- Born: 1928/29
- Died: 4 July 2019
- Other names: Kader Mia

= Munshi Mohammad Fazle Kader =

Munshi Mohammad Fazle Kader was an Indian citizen who was awarded Friends of Liberation War Honour for his contribution to the Liberation War of Bangladesh.

==Biography==
Munshi Mohammad Fazle Kader was appointed a fourth class employee of Assistant High Commission of Pakistan in Kolkata on 24 April 1953. After starting Liberation War of Bangladesh the Flag of Bangladesh had been hoisted by Assistant High Commissioner of Bangladesh to Bangladesh Assistant High Commission of Kolkata M Hossain Ali in Assistant in Bangladesh Assistant High Commission of Kolkata on 18 April 1971. It was the first incident of hoisting Flag of Bangladesh in a foreign country.
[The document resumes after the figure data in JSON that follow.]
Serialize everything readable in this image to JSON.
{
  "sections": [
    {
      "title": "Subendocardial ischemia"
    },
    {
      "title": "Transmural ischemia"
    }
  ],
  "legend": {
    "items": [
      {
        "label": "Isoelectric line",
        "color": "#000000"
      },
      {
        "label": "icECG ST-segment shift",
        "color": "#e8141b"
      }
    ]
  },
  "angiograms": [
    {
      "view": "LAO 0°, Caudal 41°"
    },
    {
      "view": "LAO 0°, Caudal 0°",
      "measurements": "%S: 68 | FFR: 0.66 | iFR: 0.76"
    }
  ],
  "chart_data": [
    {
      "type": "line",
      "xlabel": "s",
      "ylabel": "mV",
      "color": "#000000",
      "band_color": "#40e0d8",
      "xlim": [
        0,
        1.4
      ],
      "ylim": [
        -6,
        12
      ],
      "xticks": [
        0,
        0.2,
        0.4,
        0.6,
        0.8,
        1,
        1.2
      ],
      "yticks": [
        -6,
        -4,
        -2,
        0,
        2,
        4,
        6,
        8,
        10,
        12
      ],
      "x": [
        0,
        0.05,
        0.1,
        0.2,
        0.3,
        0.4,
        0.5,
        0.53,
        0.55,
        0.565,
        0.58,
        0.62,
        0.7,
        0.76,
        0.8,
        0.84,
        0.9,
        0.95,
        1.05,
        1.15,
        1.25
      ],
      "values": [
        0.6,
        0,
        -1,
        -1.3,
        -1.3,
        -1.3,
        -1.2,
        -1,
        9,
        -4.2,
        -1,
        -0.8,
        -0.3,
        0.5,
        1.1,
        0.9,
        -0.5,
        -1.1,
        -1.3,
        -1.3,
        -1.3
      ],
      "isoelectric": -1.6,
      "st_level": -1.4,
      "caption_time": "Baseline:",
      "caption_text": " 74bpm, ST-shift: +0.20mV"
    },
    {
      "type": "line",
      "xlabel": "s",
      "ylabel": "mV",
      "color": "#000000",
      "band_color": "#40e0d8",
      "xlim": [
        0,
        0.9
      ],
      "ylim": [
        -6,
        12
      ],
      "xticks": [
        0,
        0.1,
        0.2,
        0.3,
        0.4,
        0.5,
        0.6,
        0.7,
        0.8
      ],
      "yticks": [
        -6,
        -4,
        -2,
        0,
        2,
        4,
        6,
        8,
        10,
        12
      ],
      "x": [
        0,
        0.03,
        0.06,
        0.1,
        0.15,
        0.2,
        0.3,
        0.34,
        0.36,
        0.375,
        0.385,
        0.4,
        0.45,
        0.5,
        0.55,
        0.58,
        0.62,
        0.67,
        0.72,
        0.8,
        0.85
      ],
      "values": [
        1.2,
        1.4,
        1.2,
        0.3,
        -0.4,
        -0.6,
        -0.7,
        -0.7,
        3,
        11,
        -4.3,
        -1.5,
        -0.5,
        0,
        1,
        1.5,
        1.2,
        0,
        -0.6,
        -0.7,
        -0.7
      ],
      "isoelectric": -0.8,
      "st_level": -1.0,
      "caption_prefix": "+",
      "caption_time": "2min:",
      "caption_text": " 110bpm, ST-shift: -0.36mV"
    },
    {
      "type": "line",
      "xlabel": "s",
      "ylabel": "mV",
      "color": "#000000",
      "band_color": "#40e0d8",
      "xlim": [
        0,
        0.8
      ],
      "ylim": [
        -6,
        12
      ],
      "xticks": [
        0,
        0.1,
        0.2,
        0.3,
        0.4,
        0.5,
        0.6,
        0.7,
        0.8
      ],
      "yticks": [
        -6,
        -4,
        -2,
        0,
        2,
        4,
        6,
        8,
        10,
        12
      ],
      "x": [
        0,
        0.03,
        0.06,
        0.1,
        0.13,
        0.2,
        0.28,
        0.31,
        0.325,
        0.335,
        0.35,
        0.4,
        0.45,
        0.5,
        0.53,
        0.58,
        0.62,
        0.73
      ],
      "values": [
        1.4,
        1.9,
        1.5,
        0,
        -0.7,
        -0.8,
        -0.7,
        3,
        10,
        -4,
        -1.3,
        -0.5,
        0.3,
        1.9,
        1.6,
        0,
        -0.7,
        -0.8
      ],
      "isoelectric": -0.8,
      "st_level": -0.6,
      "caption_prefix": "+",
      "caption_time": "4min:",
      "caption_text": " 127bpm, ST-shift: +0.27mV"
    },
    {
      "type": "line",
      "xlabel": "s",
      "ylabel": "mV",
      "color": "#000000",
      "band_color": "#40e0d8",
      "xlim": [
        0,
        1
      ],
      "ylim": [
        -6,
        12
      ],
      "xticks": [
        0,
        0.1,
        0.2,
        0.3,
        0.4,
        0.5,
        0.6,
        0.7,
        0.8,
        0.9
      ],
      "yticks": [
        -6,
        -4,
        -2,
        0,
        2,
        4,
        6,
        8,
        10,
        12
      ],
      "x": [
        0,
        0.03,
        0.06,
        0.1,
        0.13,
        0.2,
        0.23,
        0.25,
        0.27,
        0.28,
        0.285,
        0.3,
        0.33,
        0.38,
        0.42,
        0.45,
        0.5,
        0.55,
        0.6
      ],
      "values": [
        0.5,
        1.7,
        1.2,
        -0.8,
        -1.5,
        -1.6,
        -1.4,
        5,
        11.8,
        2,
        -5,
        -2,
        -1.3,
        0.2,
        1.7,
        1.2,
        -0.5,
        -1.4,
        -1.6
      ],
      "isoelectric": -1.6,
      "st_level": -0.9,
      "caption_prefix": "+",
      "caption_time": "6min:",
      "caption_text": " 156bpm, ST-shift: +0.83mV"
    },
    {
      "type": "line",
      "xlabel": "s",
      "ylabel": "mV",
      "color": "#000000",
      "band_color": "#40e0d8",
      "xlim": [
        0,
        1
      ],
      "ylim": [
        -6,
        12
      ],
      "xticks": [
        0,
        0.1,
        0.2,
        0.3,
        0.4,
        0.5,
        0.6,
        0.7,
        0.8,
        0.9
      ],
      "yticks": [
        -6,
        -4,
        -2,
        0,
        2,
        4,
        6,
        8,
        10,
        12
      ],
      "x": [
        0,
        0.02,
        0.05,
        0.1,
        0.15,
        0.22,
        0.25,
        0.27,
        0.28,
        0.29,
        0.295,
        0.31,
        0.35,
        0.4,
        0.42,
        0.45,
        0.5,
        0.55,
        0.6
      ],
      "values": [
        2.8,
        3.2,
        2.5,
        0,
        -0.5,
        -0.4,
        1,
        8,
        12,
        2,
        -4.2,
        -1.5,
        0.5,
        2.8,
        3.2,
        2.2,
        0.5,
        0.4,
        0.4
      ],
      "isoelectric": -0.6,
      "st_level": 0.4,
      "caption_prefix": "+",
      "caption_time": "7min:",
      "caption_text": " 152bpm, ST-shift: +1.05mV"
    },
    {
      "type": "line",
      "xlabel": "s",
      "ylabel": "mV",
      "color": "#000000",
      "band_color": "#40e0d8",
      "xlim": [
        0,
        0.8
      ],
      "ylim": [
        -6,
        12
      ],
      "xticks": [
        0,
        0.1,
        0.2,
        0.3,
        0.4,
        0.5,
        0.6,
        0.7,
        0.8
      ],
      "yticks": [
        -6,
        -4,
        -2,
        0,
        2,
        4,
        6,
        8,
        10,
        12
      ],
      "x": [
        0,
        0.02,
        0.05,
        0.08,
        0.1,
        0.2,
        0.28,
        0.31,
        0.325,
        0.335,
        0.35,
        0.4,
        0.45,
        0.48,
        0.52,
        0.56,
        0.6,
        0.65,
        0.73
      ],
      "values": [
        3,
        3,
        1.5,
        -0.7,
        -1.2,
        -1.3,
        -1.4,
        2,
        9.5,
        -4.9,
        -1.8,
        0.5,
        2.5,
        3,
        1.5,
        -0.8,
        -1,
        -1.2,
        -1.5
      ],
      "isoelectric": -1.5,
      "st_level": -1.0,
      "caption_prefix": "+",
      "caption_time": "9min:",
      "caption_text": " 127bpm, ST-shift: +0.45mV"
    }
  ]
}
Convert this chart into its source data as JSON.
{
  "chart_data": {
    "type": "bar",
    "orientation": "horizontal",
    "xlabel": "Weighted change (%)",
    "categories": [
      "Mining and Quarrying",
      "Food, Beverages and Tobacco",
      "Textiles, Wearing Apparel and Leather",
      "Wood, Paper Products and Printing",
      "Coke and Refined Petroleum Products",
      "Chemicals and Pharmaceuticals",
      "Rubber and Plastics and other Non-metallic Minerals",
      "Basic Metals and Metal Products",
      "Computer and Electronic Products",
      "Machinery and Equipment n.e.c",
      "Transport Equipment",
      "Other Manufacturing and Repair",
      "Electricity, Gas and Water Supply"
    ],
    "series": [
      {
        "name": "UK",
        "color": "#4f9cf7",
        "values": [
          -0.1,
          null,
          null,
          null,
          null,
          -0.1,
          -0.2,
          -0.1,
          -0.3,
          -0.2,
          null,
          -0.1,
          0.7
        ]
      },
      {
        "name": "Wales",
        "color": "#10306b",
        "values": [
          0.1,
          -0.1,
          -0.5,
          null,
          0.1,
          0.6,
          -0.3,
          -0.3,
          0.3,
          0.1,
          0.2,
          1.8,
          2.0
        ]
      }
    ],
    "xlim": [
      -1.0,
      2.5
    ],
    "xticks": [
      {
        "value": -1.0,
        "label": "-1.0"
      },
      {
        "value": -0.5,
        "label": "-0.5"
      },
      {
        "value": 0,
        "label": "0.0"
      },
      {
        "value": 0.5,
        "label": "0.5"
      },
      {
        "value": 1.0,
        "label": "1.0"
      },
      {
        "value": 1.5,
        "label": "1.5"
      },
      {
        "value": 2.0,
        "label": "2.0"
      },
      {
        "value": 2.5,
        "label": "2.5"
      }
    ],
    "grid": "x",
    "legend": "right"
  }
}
Munshi Mohammad Fazle Kader was with him at the time of hoisting.

He did not get his salary regularly at the time of Liberation War of Bangladesh but, he did not quit his job at that time. He retired from the job on 24 April 2003 but, he was appointed for three more years on agreement appointment. He received Friends of Liberation War Honour on 24 March 2012 from Bangladeshi Prime Minister Sheikh Hasina for his contribution to the Liberation War of Bangladesh.

Munshi Mohammad Fazle Kader died on 4 July 2019 at the age of 90 in his village Ketupur which is situated in Purba Bardhaman district of West Bengal.